I would go so far as to say that this is the fuzzy part of the "conventions". The documentation, and common sense, both suggest that project aggregation ( aka multi-module builds ) and inheritance are two different mechanisms provided to handle different use cases.
At the same time, it seems that there is a de facto convention ( yeah, I know ) of combining both the project aggregation and inheritance parent roles into a single pom. In fact, both the element of the parent declaration and the module element of the project aggegration mechanism seem to steer the use toward this combination.
Personally, I find it very usefull to separate the parent pom out on a regular basis. And I also find it useful ot locate parent pom in a totally separation location in my source control, and thus my folder structure. However, it rarely seems useful to locate builds that are a part of the same multi-module build structure in source control / folder structure. Perhaps this is even a good measure of whether something should be included in the same aggregate build; if it seems to deserve collocation in the source folder structure, then perhaps its a strong candidate for aggregation.
The only thin I am sure of is that these things are worth sorting out a head of time. And it's probably better to error on the side of not creating monolithic build structures . . . it's very hard to deal with a huge lump of aggregated, parent child build modules that isn't really necessary.
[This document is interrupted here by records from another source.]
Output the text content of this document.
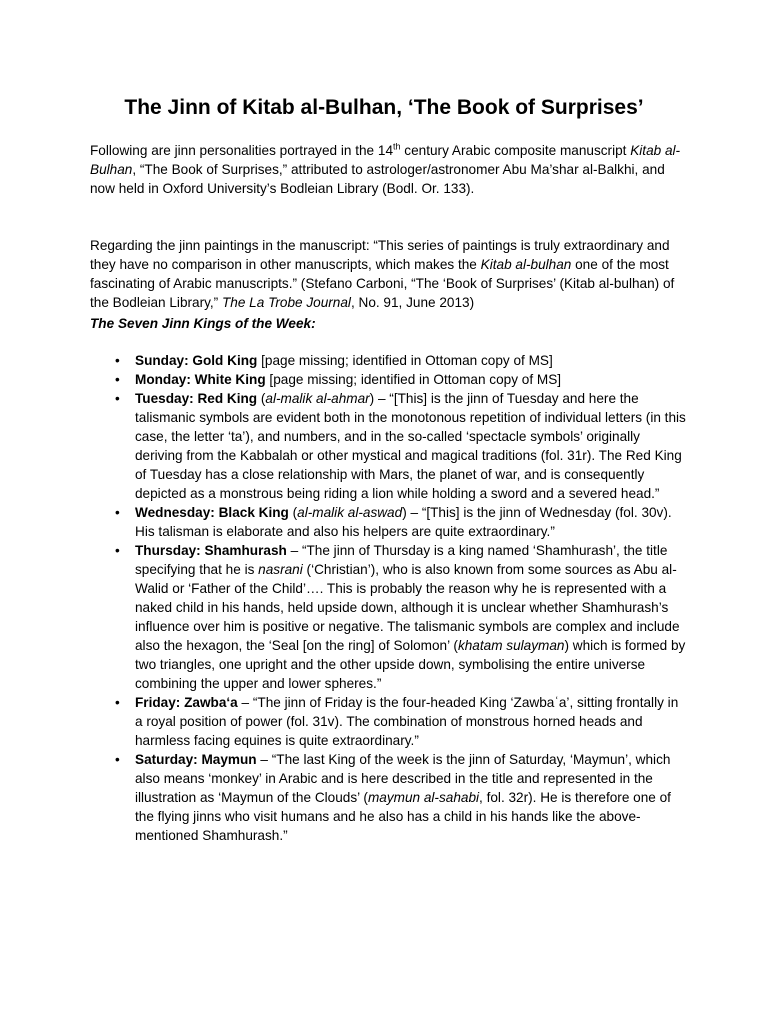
The Jinn of Kitab al-Bulhan, ‘The Book of Surprises’

Following are jinn personalities portrayed in the 14th century Arabic composite manuscript Kitab al-Bulhan, “The Book of Surprises,” attributed to astrologer/astronomer Abu Ma’shar al-Balkhi, and now held in Oxford University’s Bodleian Library (Bodl. Or. 133).

Regarding the jinn paintings in the manuscript: “This series of paintings is truly extraordinary and they have no comparison in other manuscripts, which makes the Kitab al-bulhan one of the most fascinating of Arabic manuscripts.” (Stefano Carboni, “The ‘Book of Surprises’ (Kitab al-bulhan) of the Bodleian Library,” The La Trobe Journal, No. 91, June 2013)

The Seven Jinn Kings of the Week:

• Sunday: Gold King [page missing; identified in Ottoman copy of MS]
• Monday: White King [page missing; identified in Ottoman copy of MS]
• Tuesday: Red King (al-malik al-ahmar) – “[This] is the jinn of Tuesday and here the talismanic symbols are evident both in the monotonous repetition of individual letters (in this case, the letter ‘ta’), and numbers, and in the so-called ‘spectacle symbols’ originally deriving from the Kabbalah or other mystical and magical traditions (fol. 31r). The Red King of Tuesday has a close relationship with Mars, the planet of war, and is consequently depicted as a monstrous being riding a lion while holding a sword and a severed head.”
• Wednesday: Black King (al-malik al-aswad) – “[This] is the jinn of Wednesday (fol. 30v). His talisman is elaborate and also his helpers are quite extraordinary.”
• Thursday: Shamhurash – “The jinn of Thursday is a king named ‘Shamhurash’, the title specifying that he is nasrani (‘Christian’), who is also known from some sources as Abu al-Walid or ‘Father of the Child’…. This is probably the reason why he is represented with a naked child in his hands, held upside down, although it is unclear whether Shamhurash’s influence over him is positive or negative. The talismanic symbols are complex and include also the hexagon, the ‘Seal [on the ring] of Solomon’ (khatam sulayman) which is formed by two triangles, one upright and the other upside down, symbolising the entire universe combining the upper and lower spheres.”
• Friday: Zawba‘a – “The jinn of Friday is the four-headed King ‘Zawbaʿa’, sitting frontally in a royal position of power (fol. 31v). The combination of monstrous horned heads and harmless facing equines is quite extraordinary.”
• Saturday: Maymun – “The last King of the week is the jinn of Saturday, ‘Maymun’, which also means ‘monkey’ in Arabic and is here described in the title and represented in the illustration as ‘Maymun of the Clouds’ (maymun al-sahabi, fol. 32r). He is therefore one of the flying jinns who visit humans and he also has a child in his hands like the above-mentioned Shamhurash.”
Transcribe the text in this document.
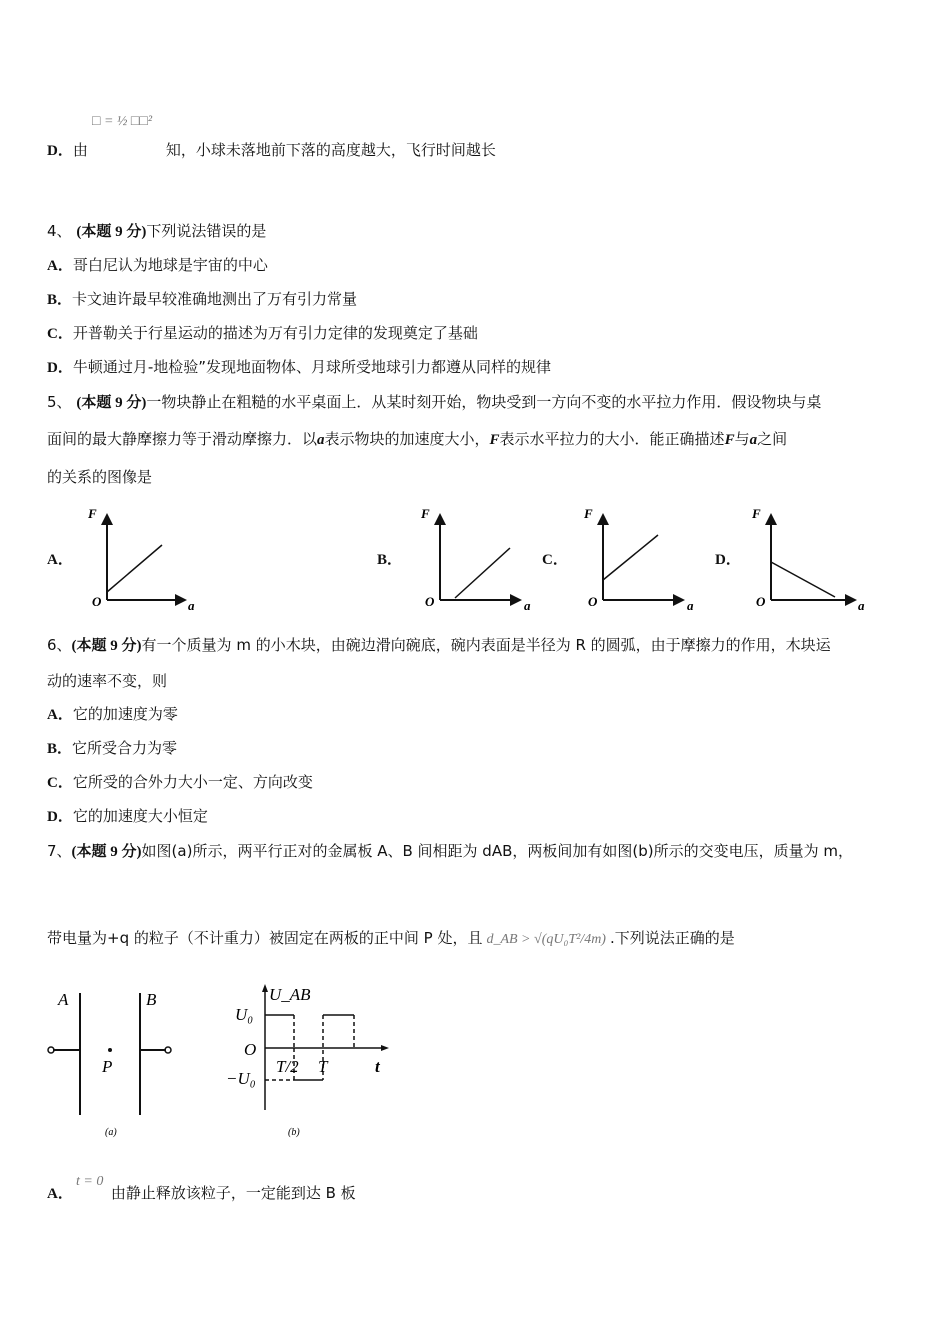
□ = ½ □□²
D．由	知，小球未落地前下落的高度越大，飞行时间越长
4、 (本题 9 分)下列说法错误的是
A．哥白尼认为地球是宇宙的中心
B．卡文迪许最早较准确地测出了万有引力常量
C．开普勒关于行星运动的描述为万有引力定律的发现奠定了基础
D．牛顿通过月-地检验”发现地面物体、月球所受地球引力都遵从同样的规律
5、 (本题 9 分)一物块静止在粗糙的水平桌面上．从某时刻开始，物块受到一方向不变的水平拉力作用．假设物块与桌
面间的最大静摩擦力等于滑动摩擦力．以a表示物块的加速度大小，F表示水平拉力的大小．能正确描述F与a之间
的关系的图像是
A．	B．	C．	D．
F
O	a
F
O	a
F
O	a
F
O	a
6、(本题 9 分)有一个质量为 m 的小木块，由碗边滑向碗底，碗内表面是半径为 R 的圆弧，由于摩擦力的作用，木块运
动的速率不变，则
A．它的加速度为零
B．它所受合力为零
C．它所受的合外力大小一定、方向改变
D．它的加速度大小恒定
7、(本题 9 分)如图(a)所示，两平行正对的金属板 A、B 间相距为 dAB，两板间加有如图(b)所示的交变电压，质量为 m，
带电量为+q 的粒子（不计重力）被固定在两板的正中间 P 处，且 d_AB > √(qU₀T²/4m) .下列说法正确的是
A	B
P
(a)
U_AB
U₀
O
T/2 T	t
−U₀
(b)
t = 0
A．	由静止释放该粒子，一定能到达 B 板
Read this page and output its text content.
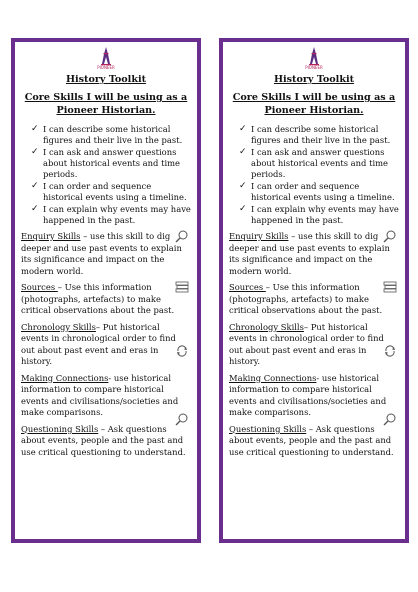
PIONEER
History Toolkit
Core Skills I will be using as a Pioneer Historian.
✓ I can describe some historical figures and their live in the past.
✓ I can ask and answer questions about historical events and time periods.
✓ I can order and sequence historical events using a timeline.
✓ I can explain why events may have happened in the past.
Enquiry Skills – use this skill to dig deeper and use past events to explain its significance and impact on the modern world.
Sources – Use this information (photographs, artefacts) to make critical observations about the past.
Chronology Skills– Put historical events in chronological order to find out about past event and eras in history.
Making Connections- use historical information to compare historical events and civilisations/societies and make comparisons.
Questioning Skills – Ask questions about events, people and the past and use critical questioning to understand.
PIONEER
History Toolkit
Core Skills I will be using as a Pioneer Historian.
✓ I can describe some historical figures and their live in the past.
✓ I can ask and answer questions about historical events and time periods.
✓ I can order and sequence historical events using a timeline.
✓ I can explain why events may have happened in the past.
Enquiry Skills – use this skill to dig deeper and use past events to explain its significance and impact on the modern world.
Sources – Use this information (photographs, artefacts) to make critical observations about the past.
Chronology Skills– Put historical events in chronological order to find out about past event and eras in history.
Making Connections- use historical information to compare historical events and civilisations/societies and make comparisons.
Questioning Skills – Ask questions about events, people and the past and use critical questioning to understand.
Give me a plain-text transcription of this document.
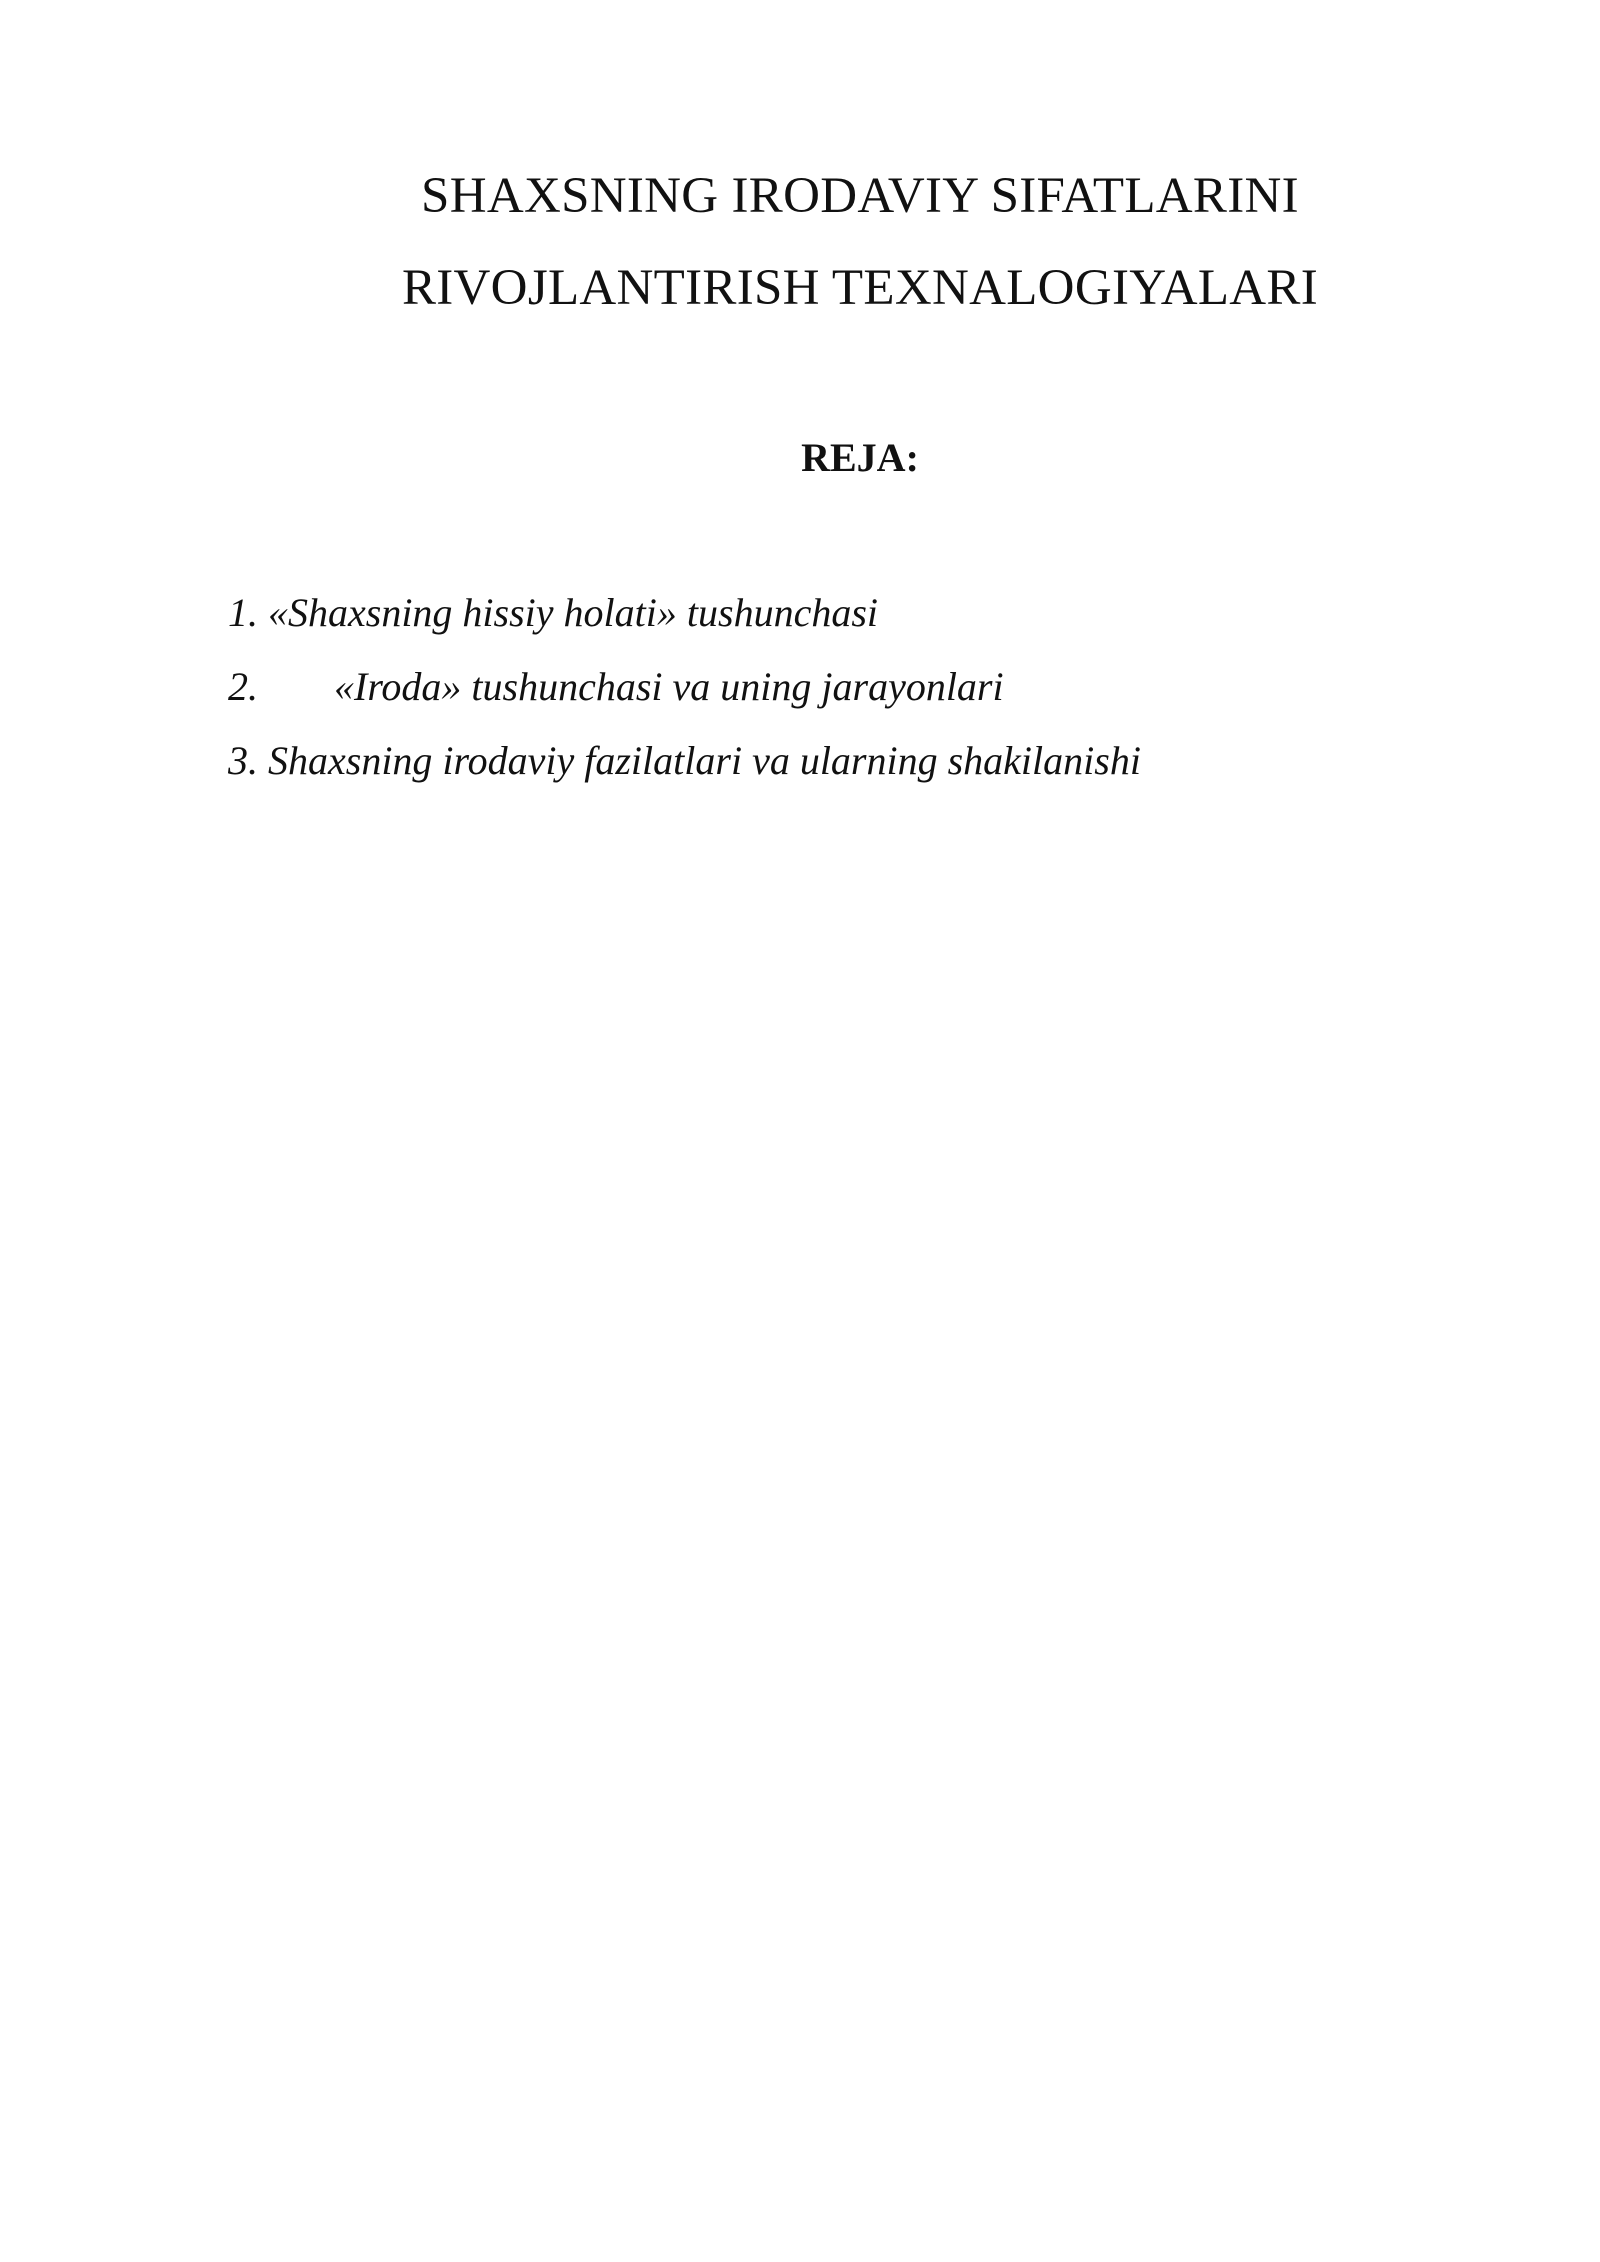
SHAXSNING IRODAVIY SIFATLARINI
RIVOJLANTIRISH TEXNALOGIYALARI
REJA:
1. «Shaxsning hissiy holati» tushunchasi
2. «Iroda» tushunchasi va uning jarayonlari
3. Shaxsning irodaviy fazilatlari va ularning shakilanishi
On the other hand, aggregating individual builds to run together is a functionality provide at higher levels, such as the CI build server. So, I guess I might suggest erroring on the side of more independence.
What are the main possible reasons of breaking down a Maven project to sub-modules?
Are you looking something more than the benefits of Modularization? The sub-modules should ideally be representing a single concept/feature so that they are functionally cohesive.
Pom file inheritence
You can use the and sections of the root poms to keep consistent version numbers and configurations across all child projects. So if I have an aggregator project that lists 300 projects, all that use apache commons-io and I want to upgrade them all the the latest version of commons-io, I can just change the version in the dependencyManagement section of the root pom. None of the child projects need specify a version.
build profiles
In the above example, if I have 300 sub projects, an individual developer is probably not regularly working on all (or even many) of the 300 sub-projects. You can create a build profile that specifies only the modules you work on regularly, and if you have a continuous integration server that deploys artifacts to an artifact repository, you'll get all the changes the developers on your team make too, without having to build all 300 modules.
General organization/clarity
While waiting for an answer to my comment.
A reason to split a Java EE based maven project into sub modules is so you can build the JAR/RAR/WAR/EAR/whatever independently of eachother.
For regular Java apps, you might split out the functionality into separate JARs, again each of these could be a sub-module under the overall project and again you can build them independently, run separate goals/phases/reports etc.